E faço uma advertência aos cronistas: em festas de réveillon, a quantidade de detalhes relevantes pode ser demasiadamente grande, o que deve exigir do escritor muito mais do que uma tarde de trabalho. Assim, é aconselhável afastar-se dos smartphones, esses sanguessugas de atenção.
Adiante. A certa altura da festa, fui convidado por um pequeno grupo de amigos a conhecer dois ambientes interessantíssimos da casa, guiado pelo anfitrião: a biblioteca e o escritório — que ficavam separados por um lance de escadas. Fiz uma descoberta nesta noite: no escritório, que também era um estúdio, havia duas harpas, instrumentos que faziam jus ao estereótipo do seu tipo: firulas entalhadas na madeira, tonalidade dourada envelhecida etc. Contrariando os violinos, as harpas são melhores quanto mais nova for a madeira com a qual elas são construídas. Daí que harpas antigas têm a mesma utilidade do calendário do ano passado distribuído, a título de brinde, aos assíduos frequentadores da farmácia: só valem pelas imagens que ilustram a passagem das estações do ano.

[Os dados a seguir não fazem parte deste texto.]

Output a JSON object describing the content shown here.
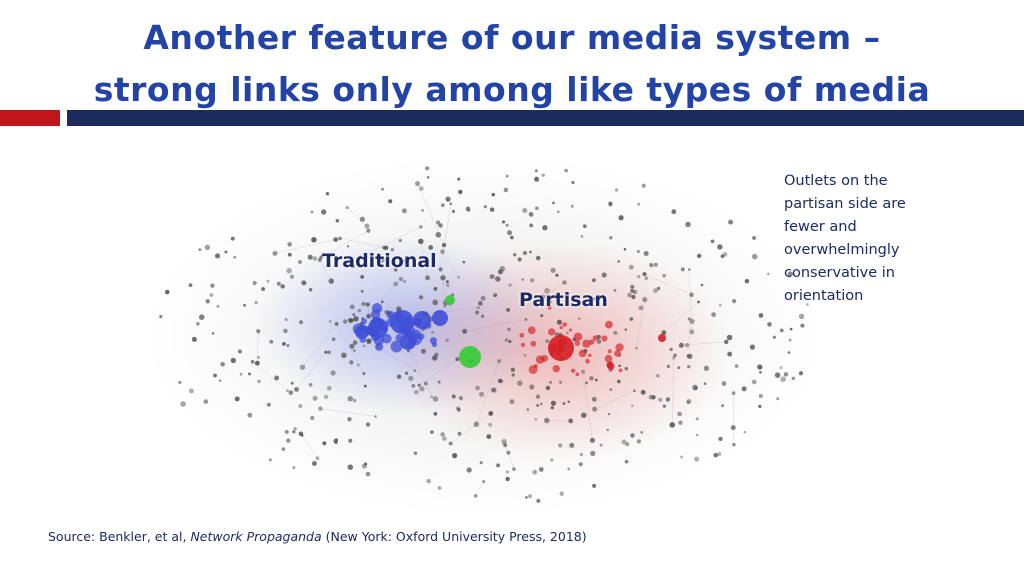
{
  "slide": {
    "title_line1": "Another feature of our media system –",
    "title_line2": "strong links only among like types of media"
  },
  "diagram": {
    "traditional_label": "Traditional",
    "partisan_label": "Partisan",
    "traditional_color": "#3f4fd6",
    "partisan_color": "#d41f24",
    "highlight_color": "#33cc33",
    "node_color": "#555555",
    "edge_color": "#b8b8b8"
  },
  "note": {
    "text": "Outlets on the partisan side are fewer and overwhelmingly conservative in orientation"
  },
  "source": {
    "prefix": "Source: Benkler, et al, ",
    "book": "Network Propaganda",
    "suffix": " (New York: Oxford University Press, 2018)"
  }
}
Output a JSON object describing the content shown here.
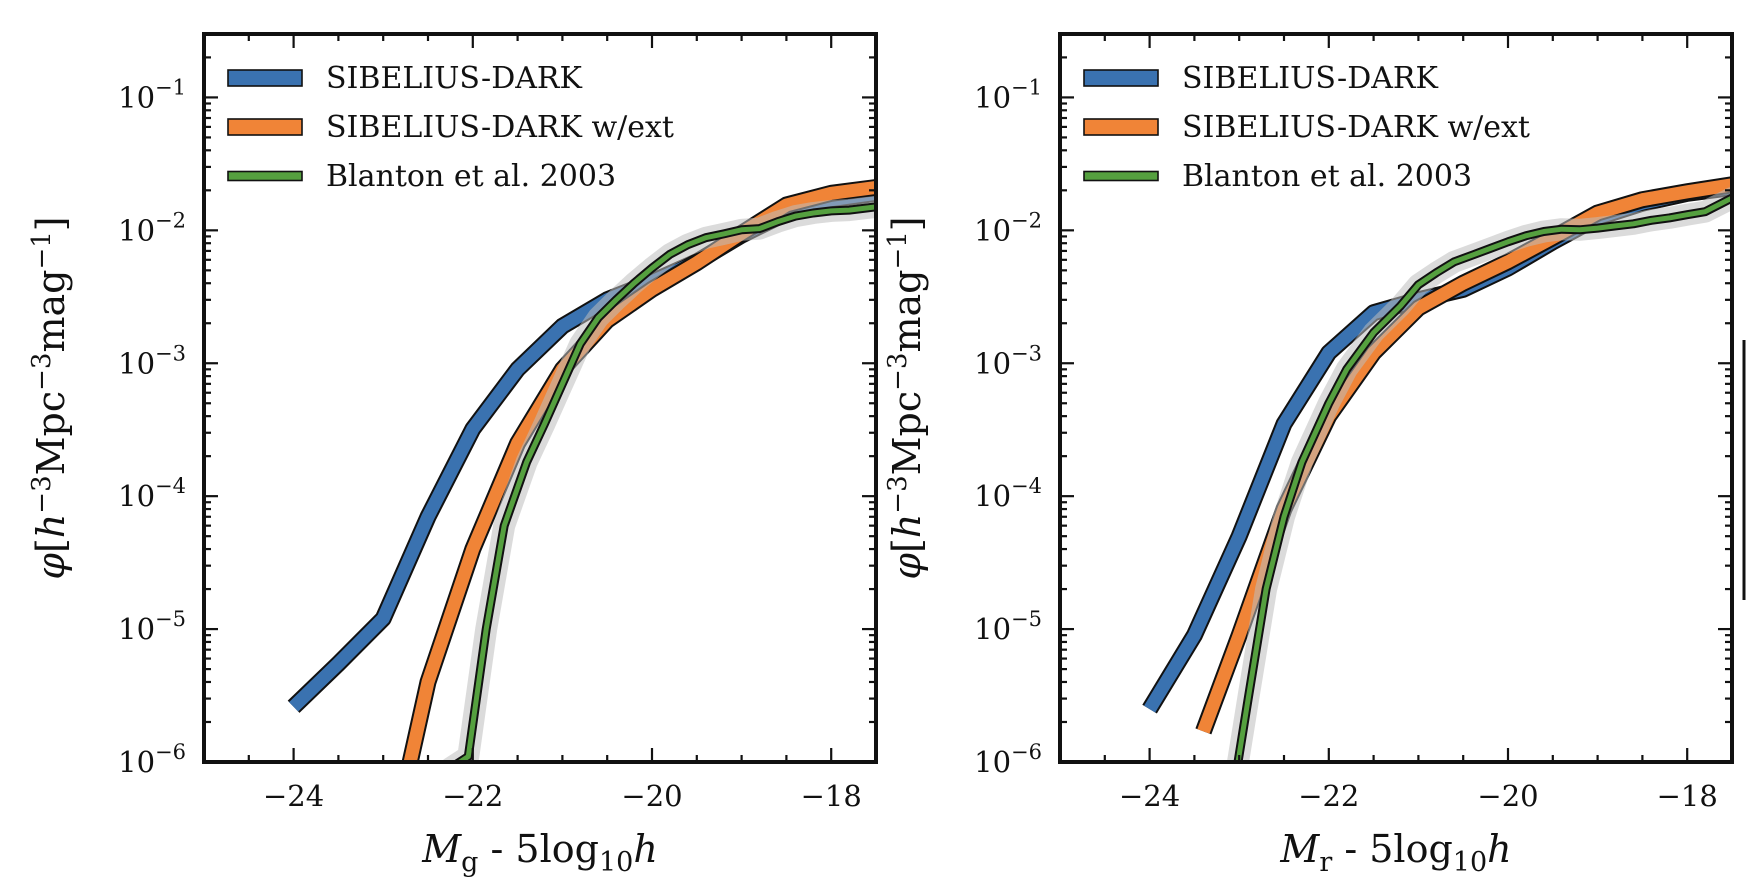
{
  "colors": {
    "blue": "#3a72b0",
    "orange": "#f08437",
    "green": "#55a03f",
    "band": "#bdbdbd",
    "outline": "#111111"
  },
  "chart_data": [
    {
      "type": "line",
      "xlabel": "Mg - 5log10h",
      "ylabel": "φ[h−3Mpc−3mag−1]",
      "xlim": [
        -25.0,
        -17.5
      ],
      "ylim": [
        1e-06,
        0.3
      ],
      "y_scale": "log",
      "x_ticks": [
        -24,
        -22,
        -20,
        -18
      ],
      "y_ticks": [
        1e-06,
        1e-05,
        0.0001,
        0.001,
        0.01,
        0.1
      ],
      "legend_position": "top-left",
      "series": [
        {
          "name": "SIBELIUS-DARK",
          "color": "#3a72b0",
          "x": [
            -24.0,
            -23.5,
            -23.0,
            -22.5,
            -22.0,
            -21.5,
            -21.0,
            -20.5,
            -20.0,
            -19.5,
            -19.0,
            -18.5,
            -18.0,
            -17.5
          ],
          "y": [
            2.6e-06,
            5.5e-06,
            1.2e-05,
            7e-05,
            0.00032,
            0.0009,
            0.0019,
            0.003,
            0.0041,
            0.0058,
            0.0092,
            0.0135,
            0.017,
            0.019
          ]
        },
        {
          "name": "SIBELIUS-DARK w/ext",
          "color": "#f08437",
          "x": [
            -22.75,
            -22.5,
            -22.0,
            -21.5,
            -21.0,
            -20.5,
            -20.0,
            -19.5,
            -19.0,
            -18.5,
            -18.0,
            -17.5
          ],
          "y": [
            7e-07,
            4e-06,
            4e-05,
            0.00025,
            0.0009,
            0.0021,
            0.0036,
            0.0057,
            0.0095,
            0.0155,
            0.019,
            0.021
          ]
        },
        {
          "name": "Blanton et al. 2003",
          "color": "#55a03f",
          "x": [
            -22.25,
            -22.05,
            -21.85,
            -21.65,
            -21.4,
            -21.2,
            -21.0,
            -20.8,
            -20.6,
            -20.4,
            -20.2,
            -20.0,
            -19.8,
            -19.6,
            -19.4,
            -19.2,
            -19.0,
            -18.8,
            -18.6,
            -18.4,
            -18.2,
            -18.0,
            -17.8,
            -17.5
          ],
          "y": [
            9e-07,
            1.1e-06,
            1e-05,
            6e-05,
            0.00018,
            0.00035,
            0.0007,
            0.0014,
            0.0022,
            0.003,
            0.004,
            0.0052,
            0.0066,
            0.0078,
            0.0088,
            0.0094,
            0.0101,
            0.0103,
            0.0116,
            0.0128,
            0.0135,
            0.014,
            0.0142,
            0.015
          ]
        }
      ]
    },
    {
      "type": "line",
      "xlabel": "Mr - 5log10h",
      "ylabel": "φ[h−3Mpc−3mag−1]",
      "xlim": [
        -25.0,
        -17.5
      ],
      "ylim": [
        1e-06,
        0.3
      ],
      "y_scale": "log",
      "x_ticks": [
        -24,
        -22,
        -20,
        -18
      ],
      "y_ticks": [
        1e-06,
        1e-05,
        0.0001,
        0.001,
        0.01,
        0.1
      ],
      "legend_position": "top-left",
      "series": [
        {
          "name": "SIBELIUS-DARK",
          "color": "#3a72b0",
          "x": [
            -24.0,
            -23.5,
            -23.0,
            -22.5,
            -22.0,
            -21.5,
            -21.0,
            -20.5,
            -20.0,
            -19.5,
            -19.0,
            -18.5,
            -18.0,
            -17.5
          ],
          "y": [
            2.5e-06,
            9e-06,
            5e-05,
            0.00035,
            0.0012,
            0.0024,
            0.003,
            0.0036,
            0.0052,
            0.0082,
            0.0125,
            0.016,
            0.019,
            0.021
          ]
        },
        {
          "name": "SIBELIUS-DARK w/ext",
          "color": "#f08437",
          "x": [
            -23.4,
            -23.0,
            -22.5,
            -22.0,
            -21.5,
            -21.0,
            -20.5,
            -20.0,
            -19.5,
            -19.0,
            -18.5,
            -18.0,
            -17.5
          ],
          "y": [
            1.7e-06,
            9e-06,
            8e-05,
            0.0004,
            0.0012,
            0.0026,
            0.004,
            0.0058,
            0.0088,
            0.0135,
            0.017,
            0.0195,
            0.022
          ]
        },
        {
          "name": "Blanton et al. 2003",
          "color": "#55a03f",
          "x": [
            -23.05,
            -22.9,
            -22.7,
            -22.5,
            -22.3,
            -22.0,
            -21.8,
            -21.5,
            -21.2,
            -21.0,
            -20.8,
            -20.6,
            -20.4,
            -20.2,
            -20.0,
            -19.8,
            -19.6,
            -19.4,
            -19.2,
            -19.0,
            -18.8,
            -18.6,
            -18.4,
            -18.2,
            -18.0,
            -17.8,
            -17.5
          ],
          "y": [
            7e-07,
            3e-06,
            2e-05,
            7e-05,
            0.00018,
            0.0005,
            0.0009,
            0.0017,
            0.0027,
            0.0039,
            0.0048,
            0.0058,
            0.0065,
            0.0073,
            0.0082,
            0.0091,
            0.0098,
            0.0102,
            0.0101,
            0.0104,
            0.0108,
            0.0112,
            0.0119,
            0.0124,
            0.0131,
            0.0138,
            0.0175
          ]
        }
      ]
    }
  ]
}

Finda a celebração, e cansado como se tivesse empurrado montanhas, fui convidado para dormir na casa de um casal de amigos; o que não é do meu feitio, mas decidi aceitar, antes por eles do que por mim — é difícil arrancar hobbits de suas tocas. Naturalmente, chegamos à casa de madrugada, quando fiz, acho, a maior descoberta da noite: os amigos tinham como animal de estimação uma cobra — corn snake, eles disseram, um “bichinho inofensivo que só come ratos congelados”. Dormi como uma grande e solitária pedra sobre a relva.
E na manhã seguinte, o Sol, como um reflexo da eternidade. Era o início do novo ano. Àqueles que ainda não deixaram o cérebro fritar na banha de porco das redes sociais, um fato é patente: nesta vida, um dos agentes da felicidade são os amigos. Alguém devia ter dito isso à melancólica Ismália.
As asas que Deus lhe deu
Ruflaram de par em par…
Sua alma subiu ao Céu,
Seu corpo desceu ao mar…
***
Obrigado, Meri! É verdade: antes bons poemas nos paredões das estações do que a indecifrável — e feia — arte contemporânea.
Realmente é um lindo poema e bom mote para sua crônica! Quiçá outras estações exibissem poemas. Fico imaginando os paredões recebendo projeções luminosas de poemas!